As for concerns about voters having confidence in the election system, a poll by the Center for Election Innovation & Research showed some 83% of Georgians have faith in the system, even after a contentious election cycle altered considerably by a pandemic and weeks of a defeated presidential candidate ranting about problems. We suspect that is a higher number than have faith in the General Assembly.
What we would really love to see from this year’s legislative session is the appointment of a committee to study real election reform worthy of the 21st Century and tasked with reporting back with technology-driven ideas to modernize everything about the process.

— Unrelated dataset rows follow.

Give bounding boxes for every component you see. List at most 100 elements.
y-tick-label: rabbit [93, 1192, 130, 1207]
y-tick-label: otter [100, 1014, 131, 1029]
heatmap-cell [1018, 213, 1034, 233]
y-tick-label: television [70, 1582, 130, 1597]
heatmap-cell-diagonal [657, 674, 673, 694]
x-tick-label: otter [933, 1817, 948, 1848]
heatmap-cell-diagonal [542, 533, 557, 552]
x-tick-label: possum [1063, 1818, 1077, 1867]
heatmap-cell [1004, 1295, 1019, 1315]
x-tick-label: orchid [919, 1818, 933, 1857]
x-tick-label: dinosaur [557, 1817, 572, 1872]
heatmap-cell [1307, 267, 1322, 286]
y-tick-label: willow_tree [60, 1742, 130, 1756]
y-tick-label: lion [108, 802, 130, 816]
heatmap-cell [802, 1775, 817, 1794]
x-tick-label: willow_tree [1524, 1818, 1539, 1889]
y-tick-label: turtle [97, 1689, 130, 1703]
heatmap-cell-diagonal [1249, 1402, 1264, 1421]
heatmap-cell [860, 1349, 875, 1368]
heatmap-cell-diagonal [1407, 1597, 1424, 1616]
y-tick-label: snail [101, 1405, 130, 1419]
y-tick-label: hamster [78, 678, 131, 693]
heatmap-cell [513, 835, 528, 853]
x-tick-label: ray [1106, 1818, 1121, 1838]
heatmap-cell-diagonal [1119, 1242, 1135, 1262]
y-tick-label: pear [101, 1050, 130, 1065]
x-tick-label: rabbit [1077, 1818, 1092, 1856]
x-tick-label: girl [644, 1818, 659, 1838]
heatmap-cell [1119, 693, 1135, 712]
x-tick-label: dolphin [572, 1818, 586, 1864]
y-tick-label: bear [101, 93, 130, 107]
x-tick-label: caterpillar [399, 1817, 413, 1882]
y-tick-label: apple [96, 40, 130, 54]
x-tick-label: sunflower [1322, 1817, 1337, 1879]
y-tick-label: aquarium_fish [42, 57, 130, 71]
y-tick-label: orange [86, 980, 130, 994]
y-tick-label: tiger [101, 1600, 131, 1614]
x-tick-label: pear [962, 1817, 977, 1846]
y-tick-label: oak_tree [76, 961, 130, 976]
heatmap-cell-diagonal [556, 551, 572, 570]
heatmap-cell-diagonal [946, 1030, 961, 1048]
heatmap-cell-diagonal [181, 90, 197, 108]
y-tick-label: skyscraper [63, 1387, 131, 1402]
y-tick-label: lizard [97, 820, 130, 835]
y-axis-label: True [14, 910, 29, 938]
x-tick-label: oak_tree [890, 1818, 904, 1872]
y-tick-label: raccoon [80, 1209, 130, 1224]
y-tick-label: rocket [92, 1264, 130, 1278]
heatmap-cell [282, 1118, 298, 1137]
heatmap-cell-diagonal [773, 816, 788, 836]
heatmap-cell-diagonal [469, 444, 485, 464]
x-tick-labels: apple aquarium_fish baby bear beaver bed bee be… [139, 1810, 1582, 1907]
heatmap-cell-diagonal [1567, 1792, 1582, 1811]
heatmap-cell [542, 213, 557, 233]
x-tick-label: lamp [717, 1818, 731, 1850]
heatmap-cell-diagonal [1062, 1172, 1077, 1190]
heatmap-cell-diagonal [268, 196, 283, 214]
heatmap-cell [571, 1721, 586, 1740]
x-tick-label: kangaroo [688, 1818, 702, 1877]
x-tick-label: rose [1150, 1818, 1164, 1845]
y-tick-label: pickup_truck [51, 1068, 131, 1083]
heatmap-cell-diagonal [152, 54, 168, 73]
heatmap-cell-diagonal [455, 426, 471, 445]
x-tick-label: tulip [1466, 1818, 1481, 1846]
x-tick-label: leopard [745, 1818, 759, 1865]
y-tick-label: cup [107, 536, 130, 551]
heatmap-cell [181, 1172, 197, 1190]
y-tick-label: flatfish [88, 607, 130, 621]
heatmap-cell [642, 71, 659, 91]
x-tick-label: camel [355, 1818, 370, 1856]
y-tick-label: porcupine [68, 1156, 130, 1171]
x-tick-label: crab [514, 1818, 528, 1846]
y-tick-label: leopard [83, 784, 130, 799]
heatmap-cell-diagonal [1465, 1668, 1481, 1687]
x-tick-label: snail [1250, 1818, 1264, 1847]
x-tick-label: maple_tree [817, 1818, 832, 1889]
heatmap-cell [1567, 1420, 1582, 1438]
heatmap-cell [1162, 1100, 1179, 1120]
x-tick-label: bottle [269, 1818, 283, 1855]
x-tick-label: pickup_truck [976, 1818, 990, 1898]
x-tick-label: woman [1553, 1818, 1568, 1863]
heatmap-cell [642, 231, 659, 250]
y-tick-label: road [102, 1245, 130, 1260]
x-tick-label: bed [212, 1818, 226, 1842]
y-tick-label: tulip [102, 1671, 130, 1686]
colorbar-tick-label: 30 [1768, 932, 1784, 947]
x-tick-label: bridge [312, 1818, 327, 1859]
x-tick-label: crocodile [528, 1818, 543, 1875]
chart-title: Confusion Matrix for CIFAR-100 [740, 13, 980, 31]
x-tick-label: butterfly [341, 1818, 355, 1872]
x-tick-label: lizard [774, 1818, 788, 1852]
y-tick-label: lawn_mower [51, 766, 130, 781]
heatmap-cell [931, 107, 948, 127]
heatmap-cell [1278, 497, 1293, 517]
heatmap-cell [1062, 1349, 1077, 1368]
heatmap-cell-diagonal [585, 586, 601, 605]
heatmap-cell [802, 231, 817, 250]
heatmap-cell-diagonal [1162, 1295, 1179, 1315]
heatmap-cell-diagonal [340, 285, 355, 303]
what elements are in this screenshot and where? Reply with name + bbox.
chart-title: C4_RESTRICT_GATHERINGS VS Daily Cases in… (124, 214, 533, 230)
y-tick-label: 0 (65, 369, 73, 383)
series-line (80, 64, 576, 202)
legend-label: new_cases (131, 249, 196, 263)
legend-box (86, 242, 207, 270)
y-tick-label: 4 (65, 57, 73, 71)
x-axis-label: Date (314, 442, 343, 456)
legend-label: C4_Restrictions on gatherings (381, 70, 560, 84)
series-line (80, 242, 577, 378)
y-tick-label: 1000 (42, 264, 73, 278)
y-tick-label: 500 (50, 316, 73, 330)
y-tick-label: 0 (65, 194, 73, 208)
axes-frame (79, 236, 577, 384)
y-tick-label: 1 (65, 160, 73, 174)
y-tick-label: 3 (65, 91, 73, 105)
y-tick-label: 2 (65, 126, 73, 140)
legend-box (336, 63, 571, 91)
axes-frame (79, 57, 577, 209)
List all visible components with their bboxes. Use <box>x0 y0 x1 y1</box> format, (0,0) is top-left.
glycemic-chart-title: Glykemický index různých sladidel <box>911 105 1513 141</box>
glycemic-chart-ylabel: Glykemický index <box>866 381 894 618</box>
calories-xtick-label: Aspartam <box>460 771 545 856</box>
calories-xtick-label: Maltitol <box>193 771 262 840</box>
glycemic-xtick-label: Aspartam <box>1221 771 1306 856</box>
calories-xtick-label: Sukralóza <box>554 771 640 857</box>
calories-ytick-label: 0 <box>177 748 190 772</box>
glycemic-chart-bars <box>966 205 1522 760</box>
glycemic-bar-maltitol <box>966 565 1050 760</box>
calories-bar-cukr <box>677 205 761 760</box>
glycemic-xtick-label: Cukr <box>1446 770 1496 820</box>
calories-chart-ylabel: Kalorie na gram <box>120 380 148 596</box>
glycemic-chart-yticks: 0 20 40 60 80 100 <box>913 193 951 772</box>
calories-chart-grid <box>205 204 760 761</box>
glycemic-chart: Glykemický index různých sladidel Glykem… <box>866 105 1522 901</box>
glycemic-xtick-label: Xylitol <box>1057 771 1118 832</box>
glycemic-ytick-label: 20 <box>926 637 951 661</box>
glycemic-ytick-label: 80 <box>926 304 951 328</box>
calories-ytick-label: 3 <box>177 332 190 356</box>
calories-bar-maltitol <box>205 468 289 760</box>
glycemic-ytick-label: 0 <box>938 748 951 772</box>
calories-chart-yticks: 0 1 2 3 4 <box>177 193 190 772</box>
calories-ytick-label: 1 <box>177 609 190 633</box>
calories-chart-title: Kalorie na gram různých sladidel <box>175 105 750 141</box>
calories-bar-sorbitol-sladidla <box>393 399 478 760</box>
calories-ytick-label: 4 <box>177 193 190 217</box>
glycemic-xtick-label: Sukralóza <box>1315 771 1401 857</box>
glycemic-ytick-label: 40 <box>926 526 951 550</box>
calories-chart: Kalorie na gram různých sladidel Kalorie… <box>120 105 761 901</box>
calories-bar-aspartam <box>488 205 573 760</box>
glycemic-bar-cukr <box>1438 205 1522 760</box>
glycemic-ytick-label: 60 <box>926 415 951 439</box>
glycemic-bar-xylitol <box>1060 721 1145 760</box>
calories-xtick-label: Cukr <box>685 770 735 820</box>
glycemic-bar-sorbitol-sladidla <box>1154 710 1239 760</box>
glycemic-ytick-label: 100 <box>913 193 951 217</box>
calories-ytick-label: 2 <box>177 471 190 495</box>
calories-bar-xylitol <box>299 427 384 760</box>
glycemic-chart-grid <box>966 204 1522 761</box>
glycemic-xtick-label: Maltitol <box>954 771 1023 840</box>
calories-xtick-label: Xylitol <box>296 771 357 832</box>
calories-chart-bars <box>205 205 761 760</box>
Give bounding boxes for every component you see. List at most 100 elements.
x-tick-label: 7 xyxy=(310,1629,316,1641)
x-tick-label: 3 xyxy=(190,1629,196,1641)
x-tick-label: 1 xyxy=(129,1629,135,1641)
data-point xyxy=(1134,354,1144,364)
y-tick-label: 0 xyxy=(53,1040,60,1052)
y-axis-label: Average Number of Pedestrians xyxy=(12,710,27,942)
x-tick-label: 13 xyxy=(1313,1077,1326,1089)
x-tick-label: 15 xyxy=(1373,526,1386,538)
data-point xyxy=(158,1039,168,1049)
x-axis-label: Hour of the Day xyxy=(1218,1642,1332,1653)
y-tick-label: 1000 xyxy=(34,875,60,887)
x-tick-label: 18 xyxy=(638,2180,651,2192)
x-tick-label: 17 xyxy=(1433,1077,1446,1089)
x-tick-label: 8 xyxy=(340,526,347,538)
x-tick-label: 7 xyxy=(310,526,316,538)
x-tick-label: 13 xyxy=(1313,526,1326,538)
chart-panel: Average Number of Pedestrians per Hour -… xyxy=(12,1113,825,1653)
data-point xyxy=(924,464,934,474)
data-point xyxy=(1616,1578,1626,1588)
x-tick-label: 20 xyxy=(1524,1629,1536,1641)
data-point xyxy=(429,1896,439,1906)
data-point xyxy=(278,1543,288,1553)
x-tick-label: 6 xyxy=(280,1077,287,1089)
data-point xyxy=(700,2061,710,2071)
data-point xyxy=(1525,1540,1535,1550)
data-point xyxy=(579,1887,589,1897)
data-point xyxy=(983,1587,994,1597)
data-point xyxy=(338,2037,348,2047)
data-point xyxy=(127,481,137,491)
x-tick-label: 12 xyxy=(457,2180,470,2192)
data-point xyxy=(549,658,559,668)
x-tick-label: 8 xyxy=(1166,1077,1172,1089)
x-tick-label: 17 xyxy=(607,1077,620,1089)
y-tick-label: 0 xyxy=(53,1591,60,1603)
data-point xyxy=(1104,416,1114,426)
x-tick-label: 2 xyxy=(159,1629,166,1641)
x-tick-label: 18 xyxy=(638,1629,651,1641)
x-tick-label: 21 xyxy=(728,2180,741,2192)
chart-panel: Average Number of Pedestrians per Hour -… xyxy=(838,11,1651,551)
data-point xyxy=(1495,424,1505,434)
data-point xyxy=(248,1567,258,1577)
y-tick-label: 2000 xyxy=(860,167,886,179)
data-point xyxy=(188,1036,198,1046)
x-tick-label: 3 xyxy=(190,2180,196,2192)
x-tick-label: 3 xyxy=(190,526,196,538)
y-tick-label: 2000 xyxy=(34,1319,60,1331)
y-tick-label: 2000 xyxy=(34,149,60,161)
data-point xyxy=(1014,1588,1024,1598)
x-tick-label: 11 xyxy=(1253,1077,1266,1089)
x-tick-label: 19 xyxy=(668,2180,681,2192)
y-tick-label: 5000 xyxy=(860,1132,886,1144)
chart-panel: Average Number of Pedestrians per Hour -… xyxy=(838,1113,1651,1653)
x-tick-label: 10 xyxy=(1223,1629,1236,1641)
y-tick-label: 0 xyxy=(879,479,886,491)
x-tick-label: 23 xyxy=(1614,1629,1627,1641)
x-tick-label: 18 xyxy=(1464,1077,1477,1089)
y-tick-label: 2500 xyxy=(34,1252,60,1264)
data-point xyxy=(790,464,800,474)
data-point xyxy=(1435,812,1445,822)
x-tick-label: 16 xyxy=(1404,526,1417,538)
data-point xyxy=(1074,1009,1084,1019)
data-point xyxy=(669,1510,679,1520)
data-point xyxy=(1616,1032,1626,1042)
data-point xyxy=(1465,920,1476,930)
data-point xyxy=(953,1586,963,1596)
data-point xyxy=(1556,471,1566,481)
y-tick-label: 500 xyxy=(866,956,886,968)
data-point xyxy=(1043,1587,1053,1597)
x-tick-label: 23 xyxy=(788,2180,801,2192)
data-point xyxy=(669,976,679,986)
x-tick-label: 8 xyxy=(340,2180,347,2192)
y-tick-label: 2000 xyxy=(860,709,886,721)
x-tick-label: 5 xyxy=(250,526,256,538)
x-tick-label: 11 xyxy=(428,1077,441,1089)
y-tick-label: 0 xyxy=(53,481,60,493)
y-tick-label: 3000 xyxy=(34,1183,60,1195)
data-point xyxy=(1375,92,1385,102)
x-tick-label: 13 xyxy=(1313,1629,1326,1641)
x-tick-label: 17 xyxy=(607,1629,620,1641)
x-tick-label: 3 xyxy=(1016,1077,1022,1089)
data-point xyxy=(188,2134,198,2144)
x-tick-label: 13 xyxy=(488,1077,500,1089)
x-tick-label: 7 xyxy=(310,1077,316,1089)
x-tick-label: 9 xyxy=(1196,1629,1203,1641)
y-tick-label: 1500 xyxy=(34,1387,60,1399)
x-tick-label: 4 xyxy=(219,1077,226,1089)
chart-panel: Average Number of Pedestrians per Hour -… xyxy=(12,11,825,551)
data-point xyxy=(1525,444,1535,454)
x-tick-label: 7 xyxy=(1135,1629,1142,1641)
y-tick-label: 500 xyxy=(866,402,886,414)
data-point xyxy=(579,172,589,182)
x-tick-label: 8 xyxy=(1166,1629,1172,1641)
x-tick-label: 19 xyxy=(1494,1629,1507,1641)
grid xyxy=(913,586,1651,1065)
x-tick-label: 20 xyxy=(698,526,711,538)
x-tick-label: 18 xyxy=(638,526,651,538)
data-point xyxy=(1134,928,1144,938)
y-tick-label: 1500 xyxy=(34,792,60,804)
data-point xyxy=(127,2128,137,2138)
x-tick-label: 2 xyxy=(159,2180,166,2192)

Imagine being able to vote from your home computer or smart phone; being able to prove your legitimacy as a voter via technology rather than paper; being able to check in to a polling place in advance, rather than after spending two hours in line. Imagine being able to monitor election results in real time within minutes of polls closing and knowing winners and losers. Imagine having more options for casting a vote than jumping through hoops for an absentee ballot or standing in line at a polling place.
We depend on modern technology to safeguard everything from classified military secrets related to nuclear warfare to the financial underpinnings of the world’s economy, surely there are secure options for using the same to periodically conduct state elections. Yes system security would have to be a top priority, but it’s hard to imagine that the objective is impossible to meet.
In short, what if our elections were conducted the way most of our personal business is handled every day. How about we spend some time looking at those options, rather than worrying about what changes promise the best chance for a particular party’s candidates to win?